12 março 2010

Era uma vez Deolinda


Era uma vez Deolinda

Noite sem lua, os sons tinham perdido seu sentido, e do vento sabíamos apenas porque as sombras se moviam.  Parecia que o tempo parara. Alguém disse: Tempo de fantasmas. Sim, é de não sair nem a porta abrir. E só meios sorrisos responderam.
Malaquias, o gato, eriçou o pelo e gemeu. No mesmo instante, faltou a luz e bateram à porta. Quem pode ser? Estamos todos aqui! E ninguém se moveu.
Sem ruído, uma mancha escura, como vinho derramado, esgueirou-se, porta adentro, pelo buraco da fechadura. Cruzes, te arrenego, vai-te coisa ruim. E todos quisemos fugir, mas já o lodo e o medo nos tinham envolvido e paralisado.
Quanto tempo se passara? Vá lá se saber... Um minuto, uma hora, um mês?
Por fim voltou a eletricidade. O rádio começou a tocar um fandango endiabrado, acompanhado por pratos, guizos e uns sons guturais que pareciam de cuíca, mas talvez fossem de alguém a agonizar, pensei.
Tentando tranquilizar-me, abracei-me e ninei-me como a um filho. Nesse enlace, encontrei a pregadeira com que me enfeitara para sair, e com ela abri um pequeno rasgo no manto que me tolhia os movimentos.

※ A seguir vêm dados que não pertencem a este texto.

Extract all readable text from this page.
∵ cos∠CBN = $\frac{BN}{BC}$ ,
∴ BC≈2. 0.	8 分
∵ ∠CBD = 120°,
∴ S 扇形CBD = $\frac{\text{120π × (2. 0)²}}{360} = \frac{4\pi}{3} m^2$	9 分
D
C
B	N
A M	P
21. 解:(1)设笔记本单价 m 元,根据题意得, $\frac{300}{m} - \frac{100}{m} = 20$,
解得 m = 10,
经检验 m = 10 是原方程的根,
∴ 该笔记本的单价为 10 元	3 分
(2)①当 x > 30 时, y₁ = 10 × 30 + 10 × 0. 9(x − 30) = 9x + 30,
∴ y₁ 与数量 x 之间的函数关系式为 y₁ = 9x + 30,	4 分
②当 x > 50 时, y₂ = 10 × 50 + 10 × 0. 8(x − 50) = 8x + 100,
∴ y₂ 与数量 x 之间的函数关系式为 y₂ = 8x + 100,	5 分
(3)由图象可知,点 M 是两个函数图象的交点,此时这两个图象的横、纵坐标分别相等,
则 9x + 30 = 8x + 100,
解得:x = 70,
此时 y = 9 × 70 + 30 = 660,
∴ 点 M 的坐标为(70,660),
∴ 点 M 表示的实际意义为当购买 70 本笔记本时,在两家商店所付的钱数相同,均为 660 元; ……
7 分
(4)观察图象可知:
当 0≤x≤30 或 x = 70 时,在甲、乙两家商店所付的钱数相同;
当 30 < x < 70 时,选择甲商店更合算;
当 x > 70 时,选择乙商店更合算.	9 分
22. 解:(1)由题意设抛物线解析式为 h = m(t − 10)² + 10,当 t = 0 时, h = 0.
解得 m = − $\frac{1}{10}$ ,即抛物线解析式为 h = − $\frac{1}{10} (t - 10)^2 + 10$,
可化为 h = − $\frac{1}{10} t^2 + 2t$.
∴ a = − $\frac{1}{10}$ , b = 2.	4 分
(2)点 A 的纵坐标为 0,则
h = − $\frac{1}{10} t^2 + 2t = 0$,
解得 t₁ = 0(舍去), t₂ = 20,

Com os olhos embaciados de frio e lágrimas, apercebi-me de que nos transformáramos em casulos, espalhados pelo chão. Mesa, cadeiras, móveis, tudo estava amontoado a um canto, na maior desordem. Espalmado contra o vidro da janela estava o gato.
Esta visão encheu-me de terror. E creio que desmaiei.

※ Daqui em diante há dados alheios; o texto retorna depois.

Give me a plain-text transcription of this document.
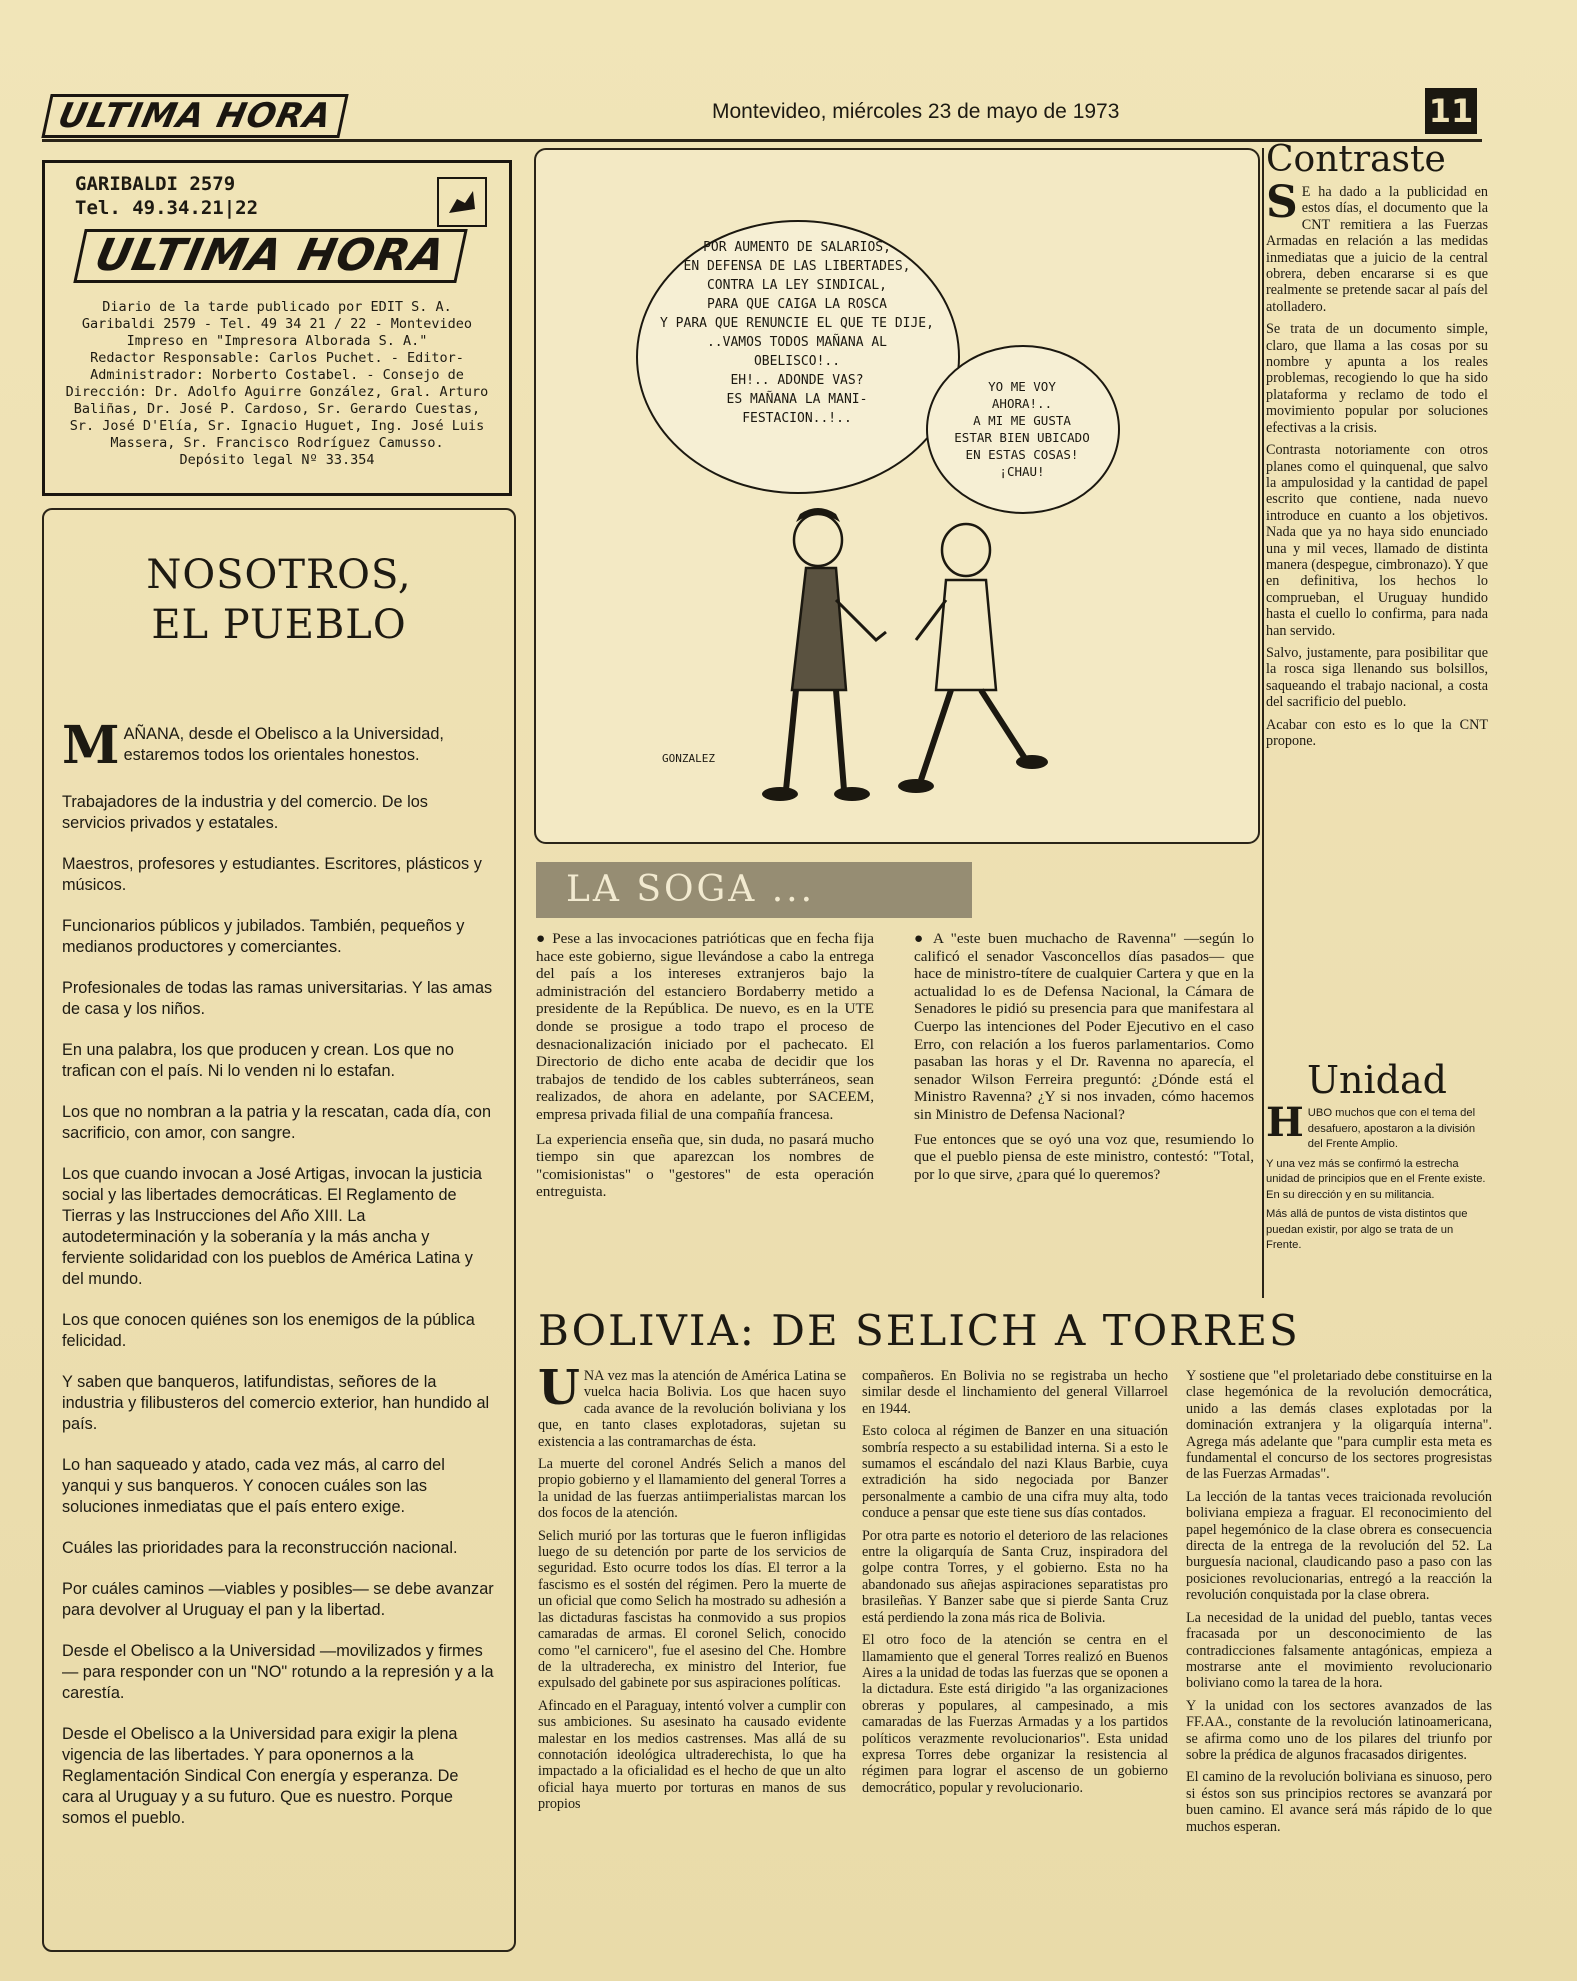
ULTIMA HORA	Montevideo, miércoles 23 de mayo de 1973	11
GARIBALDI 2579
Tel. 49.34.21|22
ULTIMA HORA

Diario de la tarde publicado por EDIT S. A.

Garibaldi 2579 - Tel. 49 34 21 / 22 - Montevideo

Impreso en "Impresora Alborada S. A."

Redactor Responsable: Carlos Puchet. - Editor-

Administrador: Norberto Costabel. - Consejo de

Dirección: Dr. Adolfo Aguirre González, Gral. Arturo

Baliñas, Dr. José P. Cardoso, Sr. Gerardo Cuestas,

Sr. José D'Elía, Sr. Ignacio Huguet, Ing. José Luis

Massera, Sr. Francisco Rodríguez Camusso.

Depósito legal Nº 33.354

NOSOTROS,
EL PUEBLO

M AÑANA, desde el Obelisco a la Universidad, estaremos todos los orientales honestos.

Trabajadores de la industria y del comercio. De los servicios privados y estatales.

Maestros, profesores y estudiantes. Escritores, plásticos y músicos.

Funcionarios públicos y jubilados. También, pequeños y medianos productores y comerciantes.

Profesionales de todas las ramas universitarias. Y las amas de casa y los niños.

En una palabra, los que producen y crean. Los que no trafican con el país. Ni lo venden ni lo estafan.

Los que no nombran a la patria y la rescatan, cada día, con sacrificio, con amor, con sangre.

Los que cuando invocan a José Artigas, invocan la justicia social y las libertades democráticas. El Reglamento de Tierras y las Instrucciones del Año XIII. La autodeterminación y la soberanía y la más ancha y ferviente solidaridad con los pueblos de América Latina y del mundo.

Los que conocen quiénes son los enemigos de la pública felicidad.

Y saben que banqueros, latifundistas, señores de la industria y filibusteros del comercio exterior, han hundido al país.

Lo han saqueado y atado, cada vez más, al carro del yanqui y sus banqueros. Y conocen cuáles son las soluciones inmediatas que el país entero exige.

Cuáles las prioridades para la reconstrucción nacional.

Por cuáles caminos —viables y posibles— se debe avanzar para devolver al Uruguay el pan y la libertad.

Desde el Obelisco a la Universidad —movilizados y firmes— para responder con un "NO" rotundo a la represión y a la carestía.

Desde el Obelisco a la Universidad para exigir la plena vigencia de las libertades. Y para oponernos a la Reglamentación Sindical Con energía y esperanza. De cara al Uruguay y a su futuro. Que es nuestro. Porque somos el pueblo.

POR AUMENTO DE SALARIOS,
EN DEFENSA DE LAS LIBERTADES,
CONTRA LA LEY SINDICAL,
PARA QUE CAIGA LA ROSCA
Y PARA QUE RENUNCIE EL QUE TE DIJE,
..VAMOS TODOS MAÑANA AL
OBELISCO!..
EH!.. ADONDE VAS?
ES MAÑANA LA MANI-
FESTACION..!..
YO ME VOY
AHORA!..
A MI ME GUSTA
ESTAR BIEN UBICADO
EN ESTAS COSAS!
¡CHAU!
GONZALEZ
Contraste

S E ha dado a la publicidad en estos días, el documento que la CNT remitiera a las Fuerzas Armadas en relación a las medidas inmediatas que a juicio de la central obrera, deben encararse si es que realmente se pretende sacar al país del atolladero.

Se trata de un documento simple, claro, que llama a las cosas por su nombre y apunta a los reales problemas, recogiendo lo que ha sido plataforma y reclamo de todo el movimiento popular por soluciones efectivas a la crisis.

Contrasta notoriamente con otros planes como el quinquenal, que salvo la ampulosidad y la cantidad de papel escrito que contiene, nada nuevo introduce en cuanto a los objetivos. Nada que ya no haya sido enunciado una y mil veces, llamado de distinta manera (despegue, cimbronazo). Y que en definitiva, los hechos lo comprueban, el Uruguay hundido hasta el cuello lo confirma, para nada han servido.

Salvo, justamente, para posibilitar que la rosca siga llenando sus bolsillos, saqueando el trabajo nacional, a costa del sacrificio del pueblo.

Acabar con esto es lo que la CNT propone.

Unidad

H UBO muchos que con el tema del desafuero, apostaron a la división del Frente Amplio.

Y una vez más se confirmó la estrecha unidad de principios que en el Frente existe. En su dirección y en su militancia.

Más allá de puntos de vista distintos que puedan existir, por algo se trata de un Frente.

LA SOGA ...

● Pese a las invocaciones patrióticas que en fecha fija hace este gobierno, sigue llevándose a cabo la entrega del país a los intereses extranjeros bajo la administración del estanciero Bordaberry metido a presidente de la República. De nuevo, es en la UTE donde se prosigue a todo trapo el proceso de desnacionalización iniciado por el pachecato. El Directorio de dicho ente acaba de decidir que los trabajos de tendido de los cables subterráneos, sean realizados, de ahora en adelante, por SACEEM, empresa privada filial de una compañía francesa.

La experiencia enseña que, sin duda, no pasará mucho tiempo sin que aparezcan los nombres de "comisionistas" o "gestores" de esta operación entreguista.

● A "este buen muchacho de Ravenna" —según lo calificó el senador Vasconcellos días pasados— que hace de ministro-títere de cualquier Cartera y que en la actualidad lo es de Defensa Nacional, la Cámara de Senadores le pidió su presencia para que manifestara al Cuerpo las intenciones del Poder Ejecutivo en el caso Erro, con relación a los fueros parlamentarios. Como pasaban las horas y el Dr. Ravenna no aparecía, el senador Wilson Ferreira preguntó: ¿Dónde está el Ministro Ravenna? ¿Y si nos invaden, cómo hacemos sin Ministro de Defensa Nacional?

Fue entonces que se oyó una voz que, resumiendo lo que el pueblo piensa de este ministro, contestó: "Total, por lo que sirve, ¿para qué lo queremos?

BOLIVIA: DE SELICH A TORRES

U NA vez mas la atención de América Latina se vuelca hacia Bolivia. Los que hacen suyo cada avance de la revolución boliviana y los que, en tanto clases explotadoras, sujetan su existencia a las contramarchas de ésta.

La muerte del coronel Andrés Selich a manos del propio gobierno y el llamamiento del general Torres a la unidad de las fuerzas antiimperialistas marcan los dos focos de la atención.

Selich murió por las torturas que le fueron infligidas luego de su detención por parte de los servicios de seguridad. Esto ocurre todos los días. El terror a la fascismo es el sostén del régimen. Pero la muerte de un oficial que como Selich ha mostrado su adhesión a las dictaduras fascistas ha conmovido a sus propios camaradas de armas. El coronel Selich, conocido como "el carnicero", fue el asesino del Che. Hombre de la ultraderecha, ex ministro del Interior, fue expulsado del gabinete por sus aspiraciones políticas.

Afincado en el Paraguay, intentó volver a cumplir con sus ambiciones. Su asesinato ha causado evidente malestar en los medios castrenses. Mas allá de su connotación ideológica ultraderechista, lo que ha impactado a la oficialidad es el hecho de que un alto oficial haya muerto por torturas en manos de sus propios

compañeros. En Bolivia no se registraba un hecho similar desde el linchamiento del general Villarroel en 1944.

Esto coloca al régimen de Banzer en una situación sombría respecto a su estabilidad interna. Si a esto le sumamos el escándalo del nazi Klaus Barbie, cuya extradición ha sido negociada por Banzer personalmente a cambio de una cifra muy alta, todo conduce a pensar que este tiene sus días contados.

Por otra parte es notorio el deterioro de las relaciones entre la oligarquía de Santa Cruz, inspiradora del golpe contra Torres, y el gobierno. Esta no ha abandonado sus añejas aspiraciones separatistas pro brasileñas. Y Banzer sabe que si pierde Santa Cruz está perdiendo la zona más rica de Bolivia.

El otro foco de la atención se centra en el llamamiento que el general Torres realizó en Buenos Aires a la unidad de todas las fuerzas que se oponen a la dictadura. Este está dirigido "a las organizaciones obreras y populares, al campesinado, a mis camaradas de las Fuerzas Armadas y a los partidos políticos verazmente revolucionarios". Esta unidad expresa Torres debe organizar la resistencia al régimen para lograr el ascenso de un gobierno democrático, popular y revolucionario.

Y sostiene que "el proletariado debe constituirse en la clase hegemónica de la revolución democrática, unido a las demás clases explotadas por la dominación extranjera y la oligarquía interna". Agrega más adelante que "para cumplir esta meta es fundamental el concurso de los sectores progresistas de las Fuerzas Armadas".

La lección de la tantas veces traicionada revolución boliviana empieza a fraguar. El reconocimiento del papel hegemónico de la clase obrera es consecuencia directa de la entrega de la revolución del 52. La burguesía nacional, claudicando paso a paso con las posiciones revolucionarias, entregó a la reacción la revolución conquistada por la clase obrera.

La necesidad de la unidad del pueblo, tantas veces fracasada por un desconocimiento de las contradicciones falsamente antagónicas, empieza a mostrarse ante el movimiento revolucionario boliviano como la tarea de la hora.

Y la unidad con los sectores avanzados de las FF.AA., constante de la revolución latinoamericana, se afirma como uno de los pilares del triunfo por sobre la prédica de algunos fracasados dirigentes.

El camino de la revolución boliviana es sinuoso, pero si éstos son sus principios rectores se avanzará por buen camino. El avance será más rápido de lo que muchos esperan.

Fui sacudida do meu torpor pela sensação estranha de estar flutuando. Desaparecera o frio e meu corpo podia mover-se à vontade dentro daquele invólucro. Ruídos de vento e mar fizeram-me pensar em verdes campos e doces praias da minha infância.

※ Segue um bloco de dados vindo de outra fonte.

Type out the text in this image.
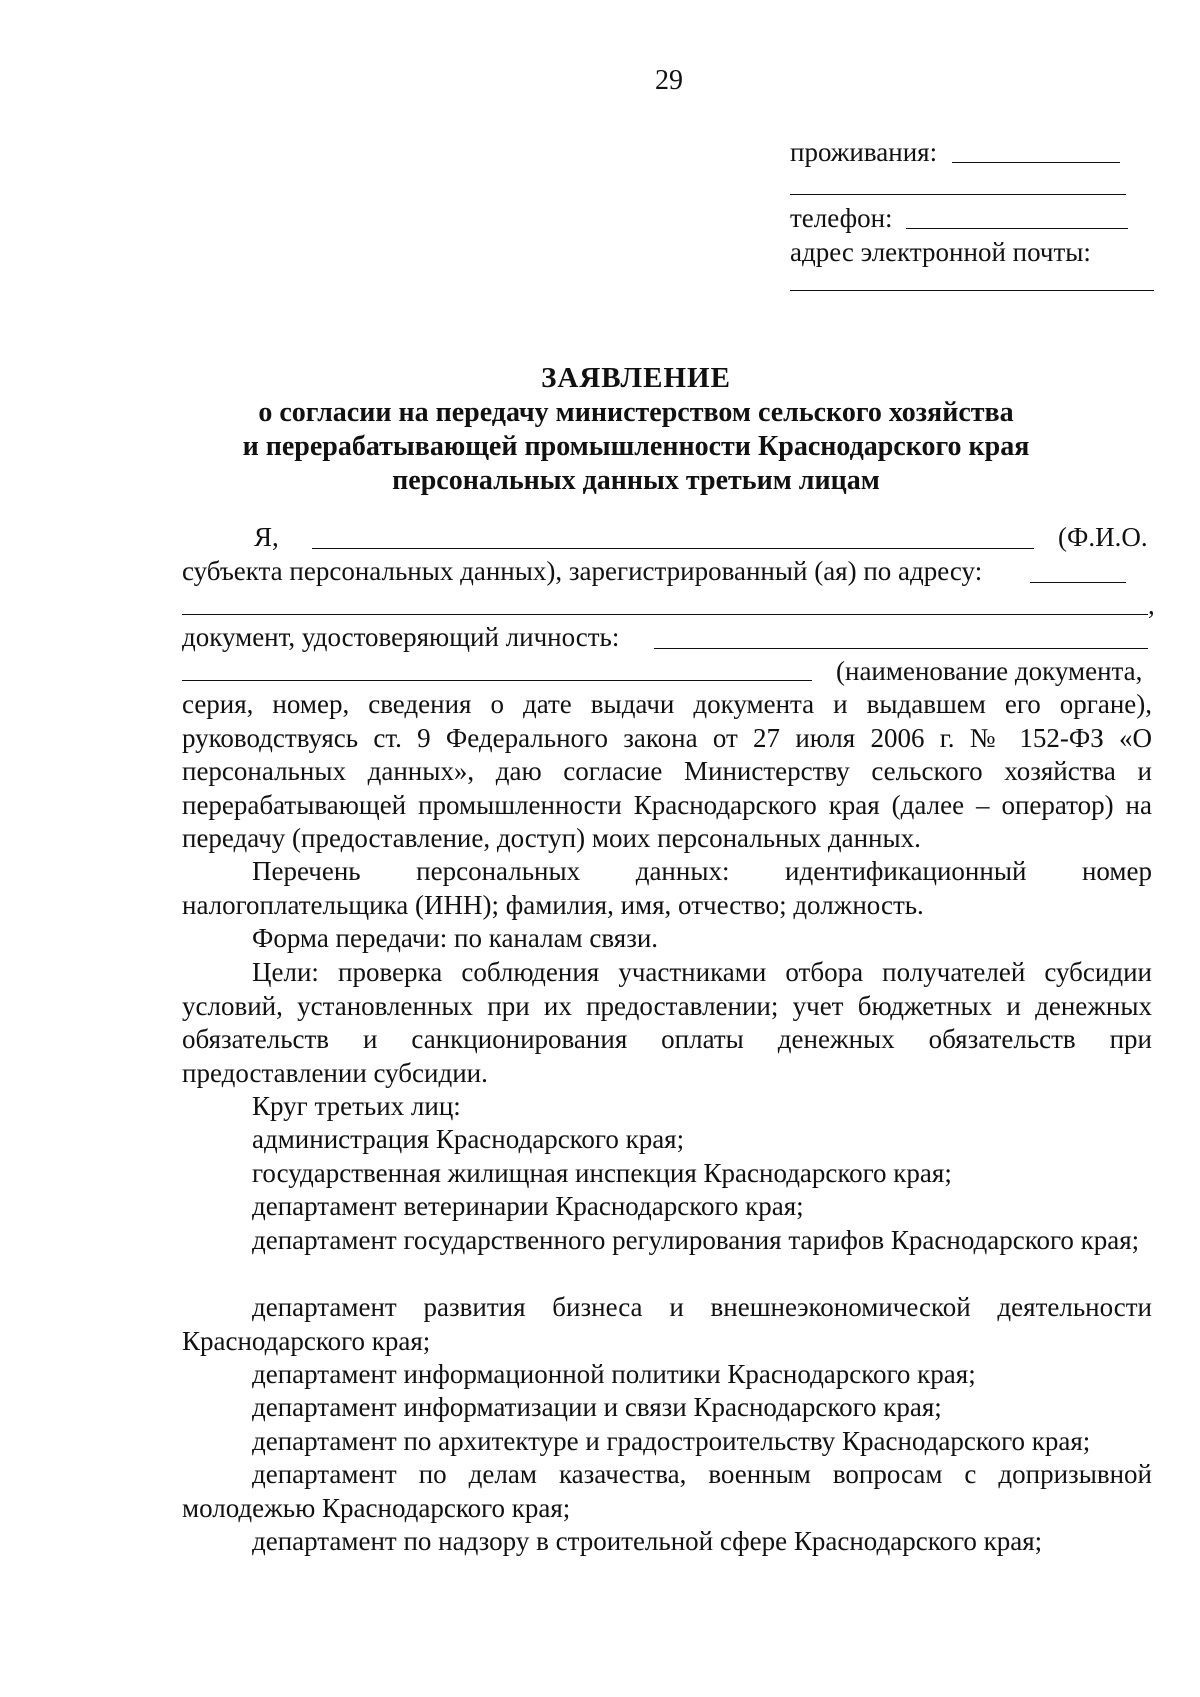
29
проживания:
телефон:
адрес электронной почты:
ЗАЯВЛЕНИЕ
о согласии на передачу министерством сельского хозяйства
и перерабатывающей промышленности Краснодарского края
персональных данных третьим лицам
Я,	(Ф.И.О.
субъекта персональных данных), зарегистрированный (ая) по адресу:
,
документ, удостоверяющий личность:
(наименование документа,
серия, номер, сведения о дате выдачи документа и выдавшем его органе), руководствуясь ст. 9 Федерального закона от 27 июля 2006 г. № 152-ФЗ «О персональных данных», даю согласие Министерству сельского хозяйства и перерабатывающей промышленности Краснодарского края (далее – оператор) на передачу (предоставление, доступ) моих персональных данных.
Перечень персональных данных: идентификационный номер налогоплательщика (ИНН); фамилия, имя, отчество; должность.
Форма передачи: по каналам связи.
Цели: проверка соблюдения участниками отбора получателей субсидии условий, установленных при их предоставлении; учет бюджетных и денежных обязательств и санкционирования оплаты денежных обязательств при предоставлении субсидии.
Круг третьих лиц:
администрация Краснодарского края;
государственная жилищная инспекция Краснодарского края;
департамент ветеринарии Краснодарского края;
департамент государственного регулирования тарифов Краснодарского края;
департамент развития бизнеса и внешнеэкономической деятельности Краснодарского края;
департамент информационной политики Краснодарского края;
департамент информатизации и связи Краснодарского края;
департамент по архитектуре и градостроительству Краснодарского края;
департамент по делам казачества, военным вопросам с допризывной молодежью Краснодарского края;
департамент по надзору в строительной сфере Краснодарского края;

– Que pesadelo eu tive! – exclamei. Mas não reconheci minha voz. Toquei meu rosto e não era mais ele, nem meu gesto me pertencia já.
Eu me distanciava de mim, mas meu pensamento ainda era eu. Eu, sem peso nem medidas. E sem espelho, para saber se meu estado era líquido ou gasoso.
Ouvi alta e inquietantemente perto uma voz áspera, que me lembrou de meu professor de latim. Não compreendi aqueles sons que me atingiram fazendo vibrar o casulo, minha casca-casa-prisão, pondo-me a rolar pelo soalho. Tão leve eu estou, pensei. Ai de mim, que de mim não sei.
Novo turbilhão de palavras, agora acompanhado de terra e flores, aumentou o meu desnorteamento. Senti o cheiro do perfume de minha mãe e quis gritar por ela. Ela, tão diferente dela, de preto vestida e amparada por outras mulheres. Porquê todas iguais? E velhas? Uma grande tristeza e compaixão me tomaram. E chorei por todos nós.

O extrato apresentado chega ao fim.